Abstract

Abstract Tryptic glycopeptide fractions GP-1, -2, and -3, representative of the heterosaccharides attached to asparagines-21, -34, and -76, respectively, in porcine pancreatic ribonuclease were subjected to oxidation with periodic acid, either alone or in combination with successive, controlled hydrolyses with carefully purified glycosidases. The enzymes used were α-mannosidase from jack beans, β-mannosidase from the hepatopancreas of Busycotypus, β-galactosidase and β-Nacetylglucosaminidase from Diplococcus pneumoniae, β-N-acetylglucosaminidase from Aspergillus niger, and neuraminidase from Vibrio cholerae. The progress of these degradative procedures was monitored by gas-liquid chromatography of the per-trimethylsilyl derivatives of methyl glycosides produced after acid-catalyzed methanolysis. The following were the principal findings and conclusions. (a) Of the 6 mannose residues in GP-2, four are α-linked, two are β-linked.
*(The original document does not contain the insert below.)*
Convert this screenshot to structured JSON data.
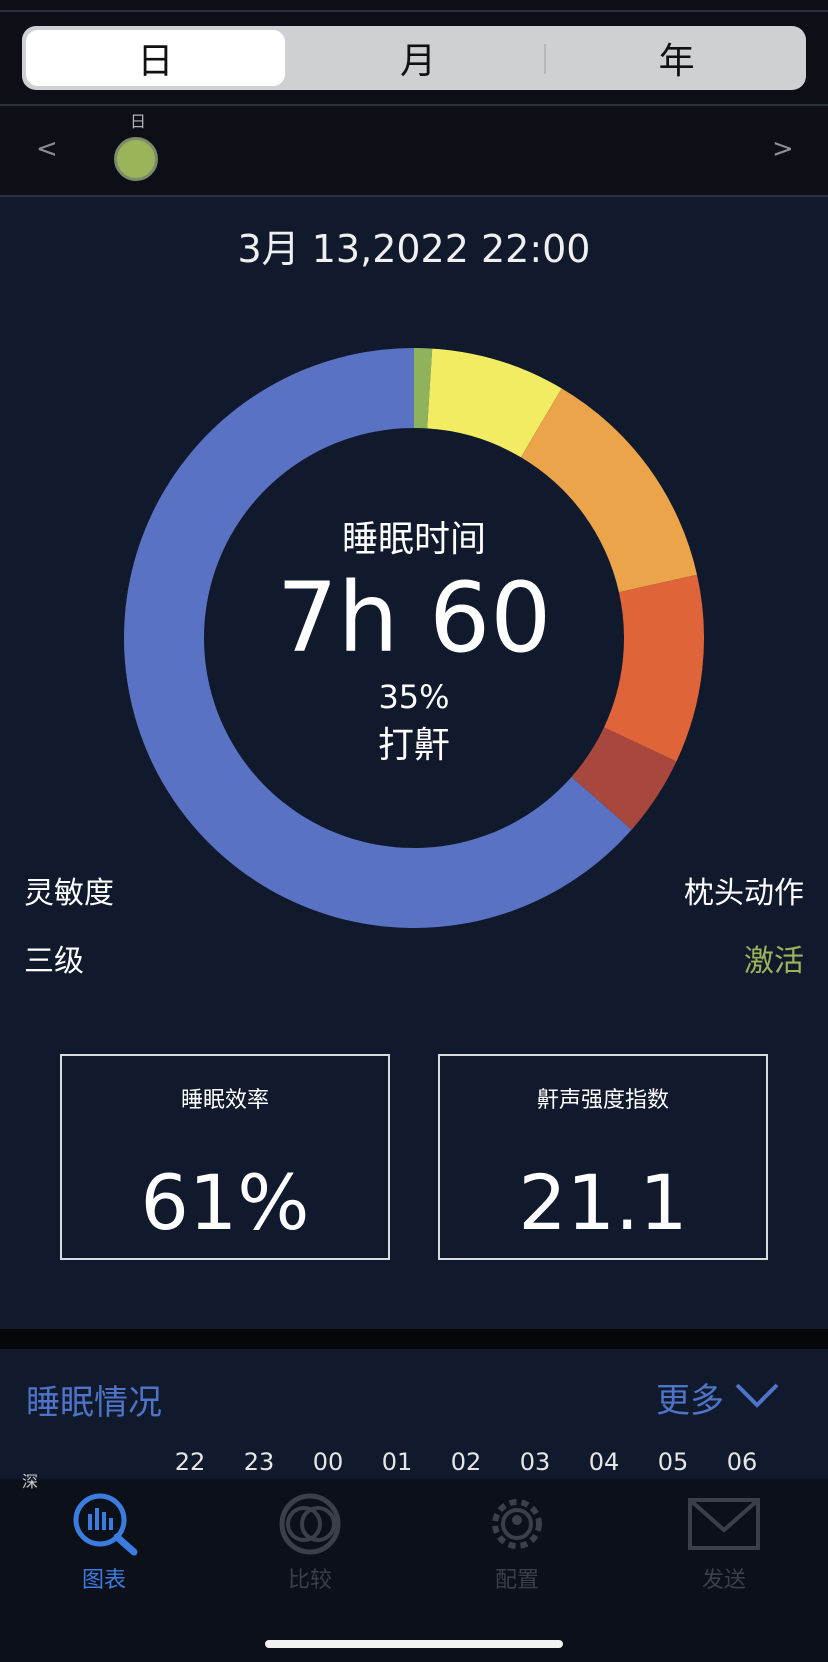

These distinct types of residue occur to mutual exclusion in separate side chains attached to an N-acetylglucosamine disaccharide core unit, itself glycosidically linked to asparagine. (b) By the successive action of neuraminidase, β-galactosidase and β-N-acetylglucosaminidase on GP-1 and GP-3 fractions, peptido-heptasaccharides were obtained which contained identical heterosaccharide moieties composed of 3 residues each of mannose and N-acetylglucosamine and 1 residue of fucose. By further degradation of these peptido-heptasaccharides a peptidotetrasaccharide was obtained with the following partial structure. Fuc(1 → 3,4)βGlcNAc(1 → 3)αMan(1 → 3,4)GlcNAc → Asn (c) The heterogeneity of GP-1 and GP-3 fractions may be attributed to variation in the extent to which the common heptasaccharide core moiety in these fractions is substituted with β(1 → 6)-linked N-acetylglucosamine-containing side chains which terminate in sialylgalactose units. (d) The results suggest that during biosynthesis differentiation of the two different types of heterosaccharide side chains in porcine ribonuclease occurs as the 2nd carbohydrate residue is attached to an aspartamido-2-acetamido-1,2-dideoxyglucopyranose unit in the peptide chain.